From Zero Hedge
The thing about any debt-funded Ponzi scheme is that it is like a great white: it has to keep moving, or else it dies. The problem with China is that for the past decade, in order to fund the most rapid period of industrialization and modernization in history, it has been moving at an absolutely torrid pace. And by moving we mean creating credit, which always takes us back to our favorite chart comparing the US and Chinese financial systems, that of total bank assets in the two countries. Spot which one is poised for a horrendous crash the second credit creation slows down from the breakneck pace of $3.5 trillion in inside money creation per year…
Still, what China has successfully done in recent years, is maintaining the facade that all is well in the economy, despite ever sharper gyrations in its credit markets, gyrations which have finally put enough pressure on the economy to send China’s core driver of economic growth, fixed investment which accounts for over 50% of GDP, sharply lower, something we explained a month ago when we observed that the Chinese commodity crash is not only continuing but accelerating at a record pace, and in fact as we reported overnight, Singapore iron ore futures just tumbled to a record low.
And where this slowdown was seen best of all, is in China’s critical coal industry, critical because not only is China the world’s largest consumer of coal, not only does coal provide the bulk of China’s electric production, generating nearly 70% of the country’s electricity, or because the industry employs so many workers, but because it is to many the best harbinger of what else is taking place within China’s resource and commodity space. And what is taking place is very bad, as we showed in early September:
Maybe most importantly, the Chinese coal industry is one of the places where the country’s shadow banking funding structures, including wealth products and trusts, is most pervasive.
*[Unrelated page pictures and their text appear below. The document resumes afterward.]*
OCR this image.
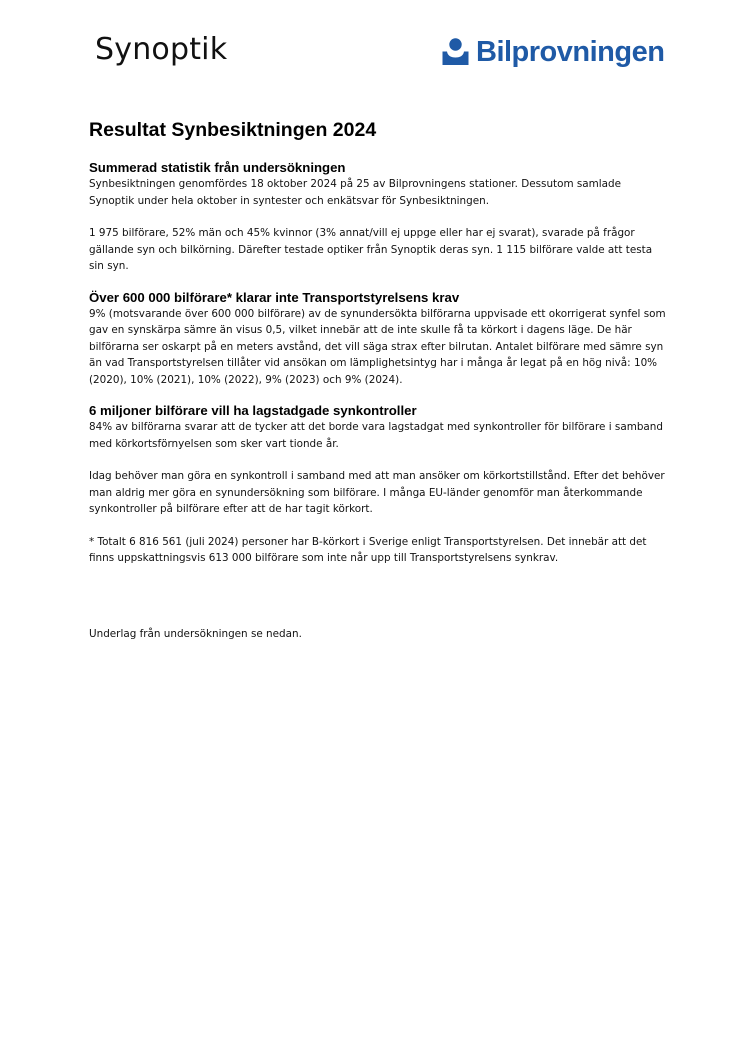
Synoptik	Bilprovningen
Resultat Synbesiktningen 2024
Summerad statistik från undersökningen

Synbesiktningen genomfördes 18 oktober 2024 på 25 av Bilprovningens stationer. Dessutom samlade Synoptik under hela oktober in syntester och enkätsvar för Synbesiktningen.

1 975 bilförare, 52% män och 45% kvinnor (3% annat/vill ej uppge eller har ej svarat), svarade på frågor gällande syn och bilkörning. Därefter testade optiker från Synoptik deras syn. 1 115 bilförare valde att testa sin syn.

Över 600 000 bilförare* klarar inte Transportstyrelsens krav

9% (motsvarande över 600 000 bilförare) av de synundersökta bilförarna uppvisade ett okorrigerat synfel som gav en synskärpa sämre än visus 0,5, vilket innebär att de inte skulle få ta körkort i dagens läge. De här bilförarna ser oskarpt på en meters avstånd, det vill säga strax efter bilrutan. Antalet bilförare med sämre syn än vad Transportstyrelsen tillåter vid ansökan om lämplighetsintyg har i många år legat på en hög nivå: 10% (2020), 10% (2021), 10% (2022), 9% (2023) och 9% (2024).

6 miljoner bilförare vill ha lagstadgade synkontroller

84% av bilförarna svarar att de tycker att det borde vara lagstadgat med synkontroller för bilförare i samband med körkortsförnyelsen som sker vart tionde år.

Idag behöver man göra en synkontroll i samband med att man ansöker om körkortstillstånd. Efter det behöver man aldrig mer göra en synundersökning som bilförare. I många EU-länder genomför man återkommande synkontroller på bilförare efter att de har tagit körkort.

* Totalt 6 816 561 (juli 2024) personer har B-körkort i Sverige enligt Transportstyrelsen. Det innebär att det finns uppskattningsvis 613 000 bilförare som inte når upp till Transportstyrelsens synkrav.

Underlag från undersökningen se nedan.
Also, keep in mind that as a result of Beijing folding instead of holding bankrupt companies to task, it has simply delayed the inevitable. Because this is what BofA said back in February:
We believe that during April to July the market may see many trust products threatening to default, especially those related to coal mines. By our estimate, the first real default most likely could happen in May with a Sichuan lead/zinc trust product worth Rmb140mn. This is because the product is relatively small (so the government may use it as a test case), the underlying asset is not attractive (so little chance of 3rd parties taking it over) and we also have heard very little on parties involved trying to work things out. Whether this will trigger an avalanche of future trust defaults remains to be seen and this presents a key risk to the market in our opinion.
… it’s still possible that many of the upcoming cases in Apr-July may get worked out one way or the other. Nevertheless, as we believe that many of the underlying assets of the trust products are insolvent, it’s a matter of time that many products will ultimately default, in our view. Various bail-outs will only delay the inevitable.
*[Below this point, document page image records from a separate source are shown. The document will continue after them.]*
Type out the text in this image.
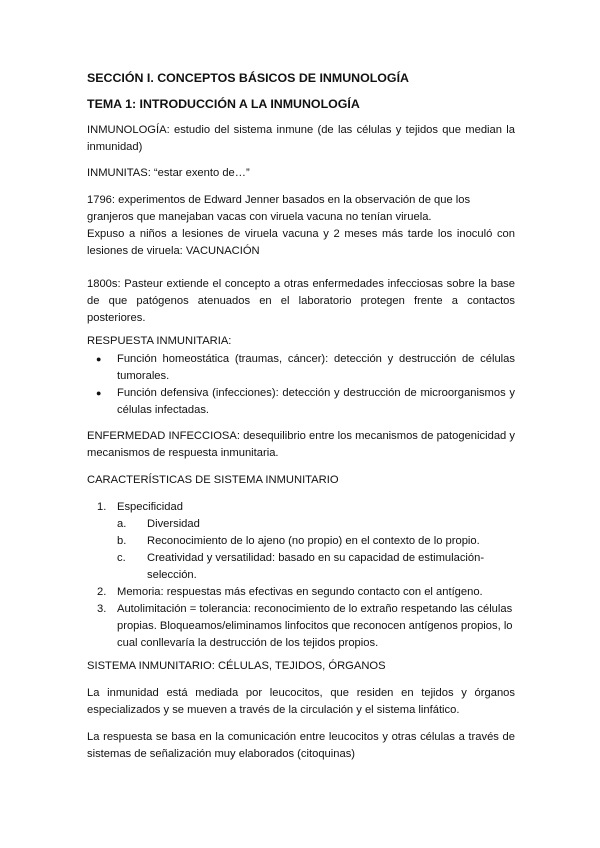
SECCIÓN I. CONCEPTOS BÁSICOS DE INMUNOLOGÍA
TEMA 1: INTRODUCCIÓN A LA INMUNOLOGÍA

INMUNOLOGÍA: estudio del sistema inmune (de las células y tejidos que median la inmunidad)

INMUNITAS: “estar exento de…”

1796: experimentos de Edward Jenner basados en la observación de que los granjeros que manejaban vacas con viruela vacuna no tenían viruela.

Expuso a niños a lesiones de viruela vacuna y 2 meses más tarde los inoculó con lesiones de viruela: VACUNACIÓN

1800s: Pasteur extiende el concepto a otras enfermedades infecciosas sobre la base de que patógenos atenuados en el laboratorio protegen frente a contactos posteriores.

RESPUESTA INMUNITARIA:

● Función homeostática (traumas, cáncer): detección y destrucción de células tumorales.
● Función defensiva (infecciones): detección y destrucción de microorganismos y células infectadas.

ENFERMEDAD INFECCIOSA: desequilibrio entre los mecanismos de patogenicidad y mecanismos de respuesta inmunitaria.

CARACTERÍSTICAS DE SISTEMA INMUNITARIO

1. Especificidad
a. Diversidad
b. Reconocimiento de lo ajeno (no propio) en el contexto de lo propio.
c. Creatividad y versatilidad: basado en su capacidad de estimulación-selección.
2. Memoria: respuestas más efectivas en segundo contacto con el antígeno.
3. Autolimitación = tolerancia: reconocimiento de lo extraño respetando las células propias. Bloqueamos/eliminamos linfocitos que reconocen antígenos propios, lo cual conllevaría la destrucción de los tejidos propios.

SISTEMA INMUNITARIO: CÉLULAS, TEJIDOS, ÓRGANOS

La inmunidad está mediada por leucocitos, que residen en tejidos y órganos especializados y se mueven a través de la circulación y el sistema linfático.

La respuesta se basa en la comunicación entre leucocitos y otras células a través de sistemas de señalización muy elaborados (citoquinas)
Of course, nothing was worked out, and only yet another record credit injection in Q2 prevented a credit crunch that could and would have rivaled what happened in June of 2013 when overnight repos soared to 25%.
Instead, what has happened, is that the fundamentals in the coal space have gotten even worse, the cash flow is even weaker, if it exists in the first place, while the funding mechanisms are more stretched than ever.
But the one place where the feces are finally hitting the fan, is in the companies themselves, as kicking the can for the past year has done nothing to resolve the underlying issues. And as a result, here is what is going on in China, courtesy of SCMP:
Wang Xianzheng, the chairman of the China National Coal Association, told an annual meeting of the Coal Industry Committee of Technology at the weekend that more than 70 per cent of the country’s coal miners were losing money and had cut salaries.
Translated: widespread wage deflation, in a country where M2 is expected to grow at a double digit pace…
And the really bad news:
About 30 per cent of the industry’s miners had not been able to pay their employees on time and a further 20 per cent had cut salaries by more than 10 per cent, the Economic Information Daily, a Xinhua-affiliated newspaper, reported on Monday.
Due to weak economic conditions, coal output fell 1.44 per cent year on year in the first eight months of this year to 2.52 billion tonnes, while sales dropped 1.62 per cent to 2.4 billion tonnes, the association’s figures show.
Coal inventory last month stayed above 300 million tonnes for a 33rd month.
China’s main coal ports recorded an 8.3 per cent year-on-year decline in inventory at the end of last month, and the national import volume fell 27.4 per cent year on year to 18.86 million tonnes, the association’s figures showed. In July, Wang called on coal-mining firms to reduce output by 10 per cent. Leading listed miner China Shenhua Group has cut its output target for this year by 4 per cent, while rival China Coal Energy has trimmed its target by 10 per cent.
Clearly, they did not.
And the result is that nearly a third of the coal industry doesn’t know if and when it will get paid, while over two thirds are on the verge of being fired. We are talking millions and millions of workers. Correction: millions of soon to be angry workers. And if those angry workers make their way to Beijing or Shanghai, what China’s SHIBOR, repo rate, or any other made up financial metric is, will be the least of anybody’s worries.